Remember “Boring is Beautiful?” Well some bond funds aren’t.
Last year the Barclay’s Aggregate Bond Index returned 7.5%. That’s pretty good considering the S&P lost 37% last year and global markets lost over 40%. The problem is, your average bond fund lost money. Heck, even Bill Gross, Master of the Universe, only earned 3.5%. What happened?
Bond funds started enhancing returns over 25 years ago, starting with “fallen angel” debt-good companies whose ratings temporarily no longer make the grade-and ending with credit default swaps and emerging market bonds. In between you even had bond fund managers buying utility stocks and claiming that their steady dividends made them fixed income securities. When did bond managers become equity gurus?
For years, this seemed to work out well, as core-plus bond funds regularly beat their benchmark by half a percent or more. Until 2008.
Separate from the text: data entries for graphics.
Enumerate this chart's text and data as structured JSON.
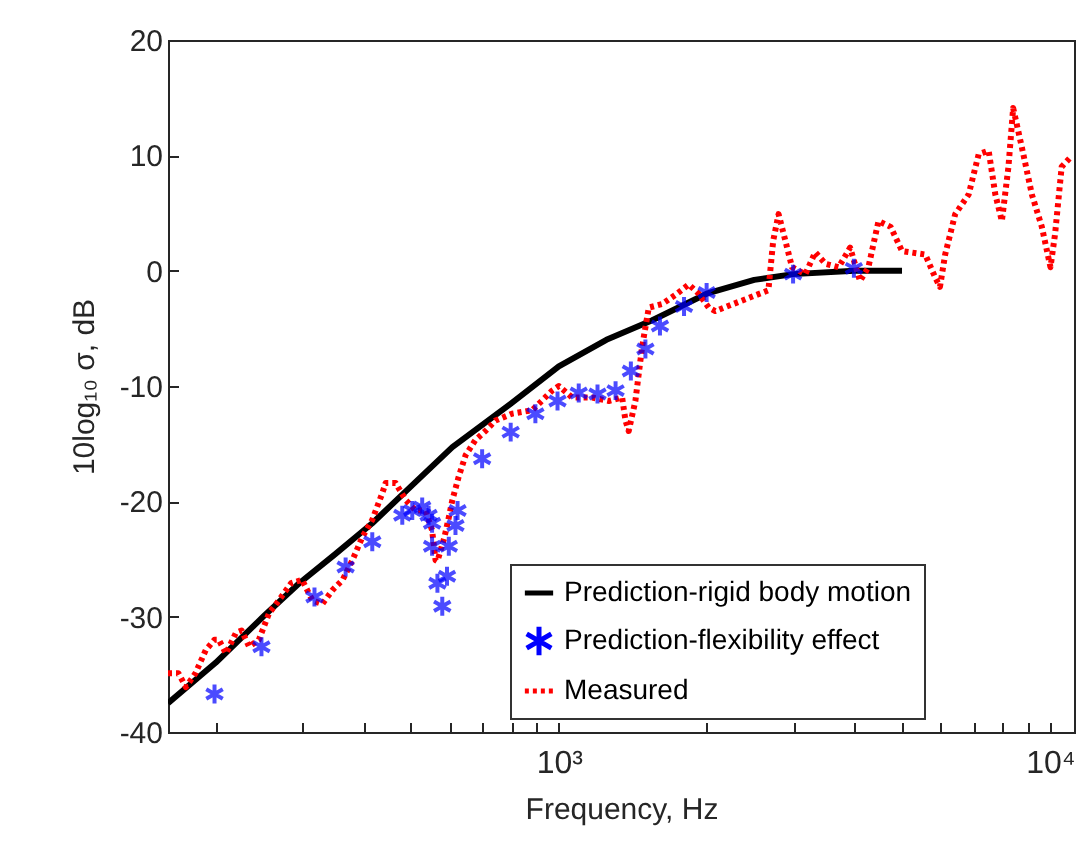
{
  "chart_data": {
    "type": "line",
    "xlabel": "Frequency, Hz",
    "ylabel": "10log₁₀ σ, dB",
    "log": "x",
    "grid": false,
    "legend": "bottom right",
    "xlim": [
      160,
      11200
    ],
    "ylim": [
      -40,
      20
    ],
    "xticks": [
      {
        "value": 200,
        "label": null
      },
      {
        "value": 300,
        "label": null
      },
      {
        "value": 400,
        "label": null
      },
      {
        "value": 500,
        "label": null
      },
      {
        "value": 600,
        "label": null
      },
      {
        "value": 700,
        "label": null
      },
      {
        "value": 800,
        "label": null
      },
      {
        "value": 900,
        "label": null
      },
      {
        "value": 1000,
        "label": "10³"
      },
      {
        "value": 2000,
        "label": null
      },
      {
        "value": 3000,
        "label": null
      },
      {
        "value": 4000,
        "label": null
      },
      {
        "value": 5000,
        "label": null
      },
      {
        "value": 6000,
        "label": null
      },
      {
        "value": 7000,
        "label": null
      },
      {
        "value": 8000,
        "label": null
      },
      {
        "value": 9000,
        "label": null
      },
      {
        "value": 10000,
        "label": "10⁴"
      }
    ],
    "yticks": [
      -40,
      -30,
      -20,
      -10,
      0,
      10,
      20
    ],
    "series": [
      {
        "name": "Prediction-rigid body motion",
        "type": "line",
        "color": "#000000",
        "line_style": "solid",
        "x": [
          160,
          200,
          250,
          296,
          350,
          417,
          500,
          607,
          800,
          1000,
          1250,
          1550,
          2000,
          2500,
          3000,
          4000,
          5000
        ],
        "values": [
          -37.5,
          -34.0,
          -30.0,
          -27.1,
          -24.6,
          -21.9,
          -18.7,
          -15.3,
          -11.5,
          -8.3,
          -6.0,
          -4.3,
          -2.0,
          -0.8,
          -0.3,
          0,
          0
        ]
      },
      {
        "name": "Prediction-flexibility effect",
        "type": "scatter",
        "marker": "cross",
        "color": "#0000ff",
        "x": [
          199,
          248,
          318,
          368,
          417,
          480,
          503,
          527,
          543,
          552,
          552,
          566,
          579,
          592,
          597,
          616,
          622,
          698,
          798,
          896,
          994,
          1098,
          1199,
          1305,
          1402,
          1501,
          1607,
          1799,
          2000,
          3000,
          3990
        ],
        "values": [
          -36.7,
          -32.6,
          -28.3,
          -25.7,
          -23.5,
          -21.2,
          -20.8,
          -20.5,
          -21.2,
          -21.9,
          -23.9,
          -27.1,
          -29.1,
          -26.5,
          -23.9,
          -22.1,
          -20.8,
          -16.3,
          -14.0,
          -12.4,
          -11.3,
          -10.6,
          -10.7,
          -10.4,
          -8.7,
          -6.8,
          -4.8,
          -3.1,
          -1.9,
          -0.3,
          0.2
        ]
      },
      {
        "name": "Measured",
        "type": "line",
        "line_style": "dotted",
        "color": "#ff0000",
        "x": [
          160,
          168,
          174,
          182,
          191,
          199,
          203,
          210,
          220,
          226,
          234,
          245,
          257,
          269,
          285,
          300,
          315,
          330,
          346,
          363,
          380,
          398,
          417,
          437,
          444,
          465,
          488,
          511,
          535,
          552,
          561,
          566,
          585,
          597,
          607,
          625,
          646,
          676,
          709,
          743,
          803,
          883,
          969,
          1000,
          1065,
          1169,
          1264,
          1346,
          1367,
          1388,
          1432,
          1478,
          1525,
          1623,
          1727,
          1839,
          1928,
          2020,
          2083,
          2672,
          2733,
          2803,
          2893,
          2985,
          3177,
          3329,
          3490,
          3715,
          3920,
          4106,
          4271,
          4478,
          4739,
          5000,
          5575,
          5843,
          5974,
          6121,
          6416,
          6833,
          7163,
          7506,
          7745,
          7986,
          8236,
          8420,
          8770,
          9193,
          9632,
          10030,
          10250,
          10570,
          11000
        ],
        "values": [
          -34.9,
          -34.9,
          -36.1,
          -34.9,
          -32.9,
          -32.0,
          -32.0,
          -33.2,
          -31.4,
          -31.2,
          -32.6,
          -32.0,
          -29.7,
          -28.6,
          -27.1,
          -26.8,
          -28.6,
          -28.9,
          -27.7,
          -26.8,
          -25.1,
          -23.1,
          -21.6,
          -19.3,
          -18.4,
          -18.4,
          -19.9,
          -20.8,
          -20.8,
          -22.5,
          -25.1,
          -25.2,
          -23.1,
          -21.4,
          -19.9,
          -17.9,
          -16.0,
          -14.7,
          -13.9,
          -13.0,
          -12.4,
          -12.1,
          -10.4,
          -10.0,
          -11.0,
          -11.0,
          -11.3,
          -11.0,
          -13.0,
          -13.9,
          -11.3,
          -6.6,
          -3.2,
          -2.9,
          -2.1,
          -1.2,
          -2.0,
          -3.2,
          -3.5,
          -1.7,
          2.6,
          4.9,
          2.6,
          0.3,
          -0.3,
          1.6,
          0.6,
          0.3,
          2.0,
          -0.9,
          0.3,
          4.3,
          3.8,
          1.7,
          1.4,
          -0.6,
          -1.4,
          1.4,
          4.9,
          6.6,
          10.1,
          10.4,
          6.6,
          4.3,
          9.0,
          14.1,
          10.7,
          6.6,
          3.8,
          0.3,
          3.2,
          9.0,
          9.8
        ]
      }
    ]
  }
}
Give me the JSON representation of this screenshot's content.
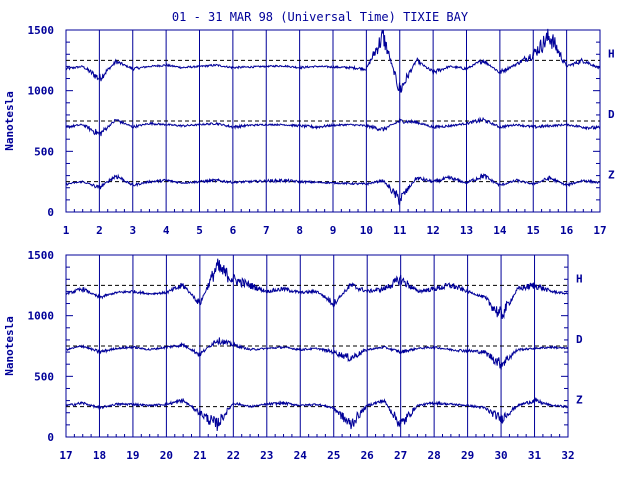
{
  "title": "01 - 31 MAR 98 (Universal Time) TIXIE BAY",
  "colors": {
    "ink": "#000099",
    "background": "#ffffff"
  },
  "chart_data": [
    {
      "type": "line",
      "title": "01 - 31 MAR 98 (Universal Time) TIXIE BAY",
      "ylabel": "Nanotesla",
      "xlabel": "",
      "xlim": [
        1,
        17
      ],
      "ylim": [
        0,
        1500
      ],
      "x_ticks": [
        "1",
        "2",
        "3",
        "4",
        "5",
        "6",
        "7",
        "8",
        "9",
        "10",
        "11",
        "12",
        "13",
        "14",
        "15",
        "16",
        "17"
      ],
      "y_ticks": [
        "0",
        "500",
        "1000",
        "1500"
      ],
      "grid": "vertical lines at each day",
      "reference_lines": [
        {
          "name": "H",
          "y": 1250
        },
        {
          "name": "D",
          "y": 750
        },
        {
          "name": "Z",
          "y": 250
        }
      ],
      "series": [
        {
          "name": "H",
          "baseline": 1200,
          "x": [
            1,
            1.5,
            2,
            2.5,
            3,
            3.5,
            4,
            4.5,
            5,
            5.5,
            6,
            6.5,
            7,
            7.5,
            8,
            8.5,
            9,
            9.5,
            10,
            10.5,
            11,
            11.5,
            12,
            12.5,
            13,
            13.5,
            14,
            14.5,
            15,
            15.5,
            16,
            16.5,
            17
          ],
          "y": [
            1180,
            1200,
            1100,
            1240,
            1180,
            1200,
            1210,
            1190,
            1200,
            1210,
            1190,
            1195,
            1200,
            1205,
            1190,
            1200,
            1195,
            1190,
            1180,
            1450,
            1000,
            1250,
            1150,
            1200,
            1180,
            1250,
            1150,
            1220,
            1300,
            1450,
            1200,
            1250,
            1180
          ]
        },
        {
          "name": "D",
          "baseline": 720,
          "x": [
            1,
            1.5,
            2,
            2.5,
            3,
            3.5,
            4,
            4.5,
            5,
            5.5,
            6,
            6.5,
            7,
            7.5,
            8,
            8.5,
            9,
            9.5,
            10,
            10.5,
            11,
            11.5,
            12,
            12.5,
            13,
            13.5,
            14,
            14.5,
            15,
            15.5,
            16,
            16.5,
            17
          ],
          "y": [
            700,
            720,
            640,
            760,
            700,
            730,
            720,
            710,
            720,
            730,
            700,
            715,
            720,
            720,
            710,
            700,
            715,
            720,
            710,
            680,
            750,
            740,
            700,
            710,
            730,
            760,
            700,
            720,
            700,
            710,
            720,
            700,
            690
          ]
        },
        {
          "name": "Z",
          "baseline": 240,
          "x": [
            1,
            1.5,
            2,
            2.5,
            3,
            3.5,
            4,
            4.5,
            5,
            5.5,
            6,
            6.5,
            7,
            7.5,
            8,
            8.5,
            9,
            9.5,
            10,
            10.5,
            11,
            11.5,
            12,
            12.5,
            13,
            13.5,
            14,
            14.5,
            15,
            15.5,
            16,
            16.5,
            17
          ],
          "y": [
            230,
            250,
            200,
            300,
            220,
            250,
            260,
            240,
            250,
            260,
            245,
            250,
            255,
            260,
            250,
            245,
            240,
            235,
            230,
            260,
            100,
            280,
            250,
            280,
            240,
            300,
            220,
            260,
            230,
            280,
            220,
            260,
            240
          ]
        }
      ]
    },
    {
      "type": "line",
      "title": "",
      "ylabel": "Nanotesla",
      "xlabel": "",
      "xlim": [
        17,
        32
      ],
      "ylim": [
        0,
        1500
      ],
      "x_ticks": [
        "17",
        "18",
        "19",
        "20",
        "21",
        "22",
        "23",
        "24",
        "25",
        "26",
        "27",
        "28",
        "29",
        "30",
        "31",
        "32"
      ],
      "y_ticks": [
        "0",
        "500",
        "1000",
        "1500"
      ],
      "grid": "vertical lines at each day",
      "reference_lines": [
        {
          "name": "H",
          "y": 1250
        },
        {
          "name": "D",
          "y": 750
        },
        {
          "name": "Z",
          "y": 250
        }
      ],
      "series": [
        {
          "name": "H",
          "baseline": 1180,
          "x": [
            17,
            17.5,
            18,
            18.5,
            19,
            19.5,
            20,
            20.5,
            21,
            21.5,
            22,
            22.5,
            23,
            23.5,
            24,
            24.5,
            25,
            25.5,
            26,
            26.5,
            27,
            27.5,
            28,
            28.5,
            29,
            29.5,
            30,
            30.5,
            31,
            31.5,
            32
          ],
          "y": [
            1180,
            1220,
            1150,
            1190,
            1200,
            1180,
            1190,
            1250,
            1100,
            1400,
            1300,
            1250,
            1200,
            1220,
            1190,
            1200,
            1100,
            1250,
            1200,
            1220,
            1300,
            1200,
            1220,
            1250,
            1200,
            1150,
            1000,
            1220,
            1250,
            1200,
            1180
          ]
        },
        {
          "name": "D",
          "baseline": 730,
          "x": [
            17,
            17.5,
            18,
            18.5,
            19,
            19.5,
            20,
            20.5,
            21,
            21.5,
            22,
            22.5,
            23,
            23.5,
            24,
            24.5,
            25,
            25.5,
            26,
            26.5,
            27,
            27.5,
            28,
            28.5,
            29,
            29.5,
            30,
            30.5,
            31,
            31.5,
            32
          ],
          "y": [
            720,
            750,
            700,
            730,
            740,
            720,
            740,
            760,
            680,
            800,
            760,
            720,
            730,
            740,
            720,
            730,
            700,
            650,
            720,
            740,
            700,
            730,
            740,
            720,
            710,
            700,
            600,
            720,
            730,
            740,
            730
          ]
        },
        {
          "name": "Z",
          "baseline": 260,
          "x": [
            17,
            17.5,
            18,
            18.5,
            19,
            19.5,
            20,
            20.5,
            21,
            21.5,
            22,
            22.5,
            23,
            23.5,
            24,
            24.5,
            25,
            25.5,
            26,
            26.5,
            27,
            27.5,
            28,
            28.5,
            29,
            29.5,
            30,
            30.5,
            31,
            31.5,
            32
          ],
          "y": [
            260,
            280,
            240,
            270,
            270,
            260,
            270,
            300,
            200,
            100,
            280,
            250,
            270,
            280,
            260,
            270,
            240,
            100,
            260,
            300,
            100,
            260,
            280,
            270,
            260,
            240,
            150,
            260,
            300,
            260,
            250
          ]
        }
      ]
    }
  ]
}
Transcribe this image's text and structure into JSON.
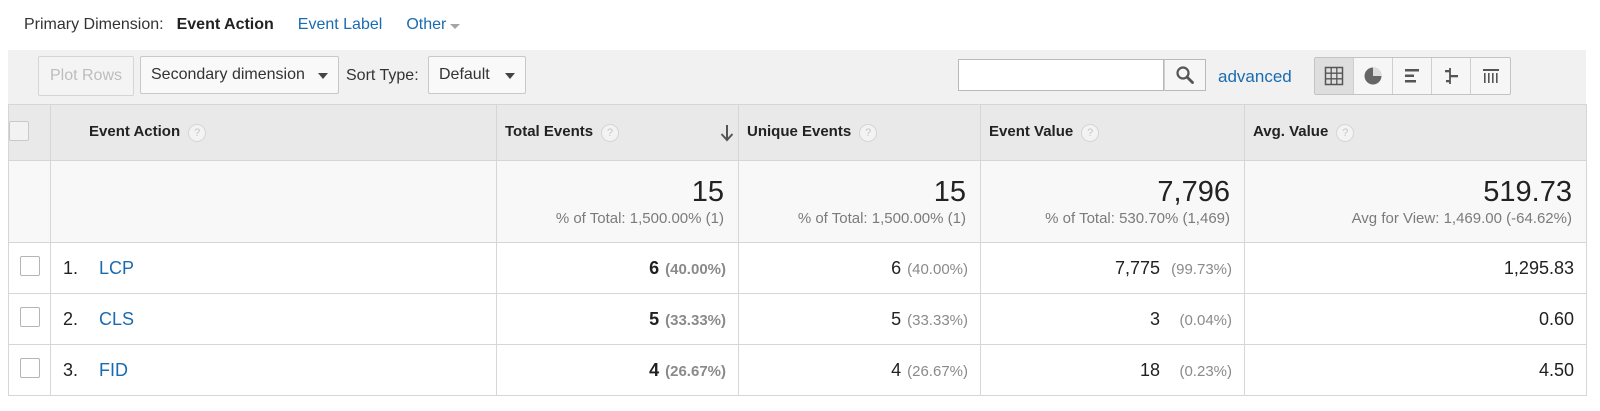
{
  "primary": {
    "label": "Primary Dimension:",
    "active": "Event Action",
    "link": "Event Label",
    "other": "Other"
  },
  "toolbar": {
    "plot_rows": "Plot Rows",
    "secondary": "Secondary dimension",
    "sort_label": "Sort Type:",
    "sort_value": "Default",
    "search_value": "",
    "advanced": "advanced",
    "views": [
      "table-icon",
      "pie-icon",
      "bar-icon",
      "comparison-icon",
      "pivot-icon"
    ]
  },
  "table": {
    "headers": {
      "action": "Event Action",
      "total": "Total Events",
      "unique": "Unique Events",
      "value": "Event Value",
      "avg": "Avg. Value",
      "help": "?"
    },
    "totals": {
      "total": {
        "value": "15",
        "sub": "% of Total: 1,500.00% (1)"
      },
      "unique": {
        "value": "15",
        "sub": "% of Total: 1,500.00% (1)"
      },
      "value": {
        "value": "7,796",
        "sub": "% of Total: 530.70% (1,469)"
      },
      "avg": {
        "value": "519.73",
        "sub": "Avg for View: 1,469.00 (-64.62%)"
      }
    },
    "rows": [
      {
        "index": "1.",
        "name": "LCP",
        "total": "6",
        "total_pct": "(40.00%)",
        "unique": "6",
        "unique_pct": "(40.00%)",
        "value": "7,775",
        "value_pct": "(99.73%)",
        "avg": "1,295.83"
      },
      {
        "index": "2.",
        "name": "CLS",
        "total": "5",
        "total_pct": "(33.33%)",
        "unique": "5",
        "unique_pct": "(33.33%)",
        "value": "3",
        "value_pct": "(0.04%)",
        "avg": "0.60"
      },
      {
        "index": "3.",
        "name": "FID",
        "total": "4",
        "total_pct": "(26.67%)",
        "unique": "4",
        "unique_pct": "(26.67%)",
        "value": "18",
        "value_pct": "(0.23%)",
        "avg": "4.50"
      }
    ]
  },
  "colors": {
    "link": "#1a6bb0",
    "header_bg": "#e9e9e9",
    "toolbar_bg": "#f1f1f1"
  }
}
Last year, the bill came due. All that complex structure, implicit leverage, and out-of-the-money options hit the fan, and a couple decade’s worth of outperformance disappeared into the maw of the global credit crunch. Over the past ten years, now, your average bond fund underperformed the Aggregate Index.
The lesson? There’s no such thing as a free lunch. And when you have a bond investment, make sure that your manager is buying bonds.